Unable to do SpeakerDiarization
Adarsh1999 opened this issue · comments
I have been trying the speaker diarisation available by AWS by reading only available material on the net which is: https://docs.aws.amazon.com/transcribe/latest/dg/how-diarization.html.
The docs are very unclear and not leading to anywhere or where to start from still I tried a code by experimenting but always gives an internal error. So is there any way to get speaker diarisation or any guide to follow?
from __future__ import print_function
import time
import boto3
import uuid
transcribe = boto3.client('transcribe')
job_name = str(uuid.uuid4())
job_uri = "https://atris-bucket.s3.us-east-2.amazonaws.com/16000.wav"

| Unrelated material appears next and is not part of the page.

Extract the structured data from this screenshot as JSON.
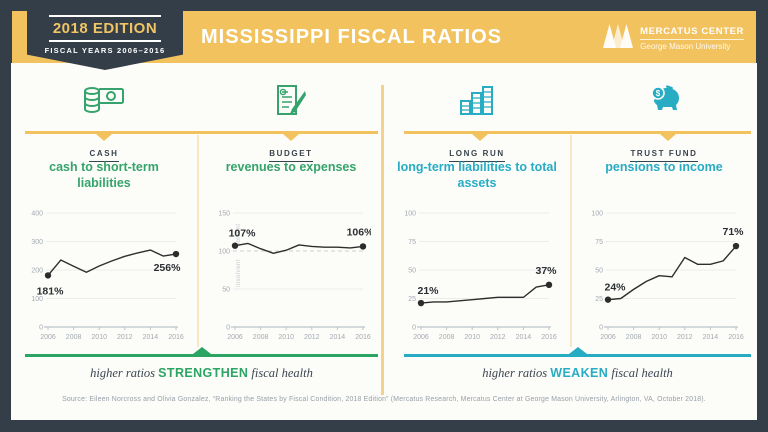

transcribe.start_transcription_job(
MediaSampleRateHertz=16000,
TranscriptionJobName=job_name,
LanguageCode='en-US',
MediaFormat='wav',
Media={
'MediaFileUri': job_uri
},
Settings={
'ShowSpeakerLabels': True,
'MaxSpeakerLabels': 3,
'ChannelIdentification': False,
'ShowAlternatives': False,
'VocabularyFilterName': 'string',
})
while True:
status = transcribe.get_transcription_job(TranscriptionJobName=job_name)
if status['TranscriptionJob']['TranscriptionJobStatus'] in ['COMPLETED', 'FAILED']:
break
print("Not ready yet...")
time.sleep(5)
print(status)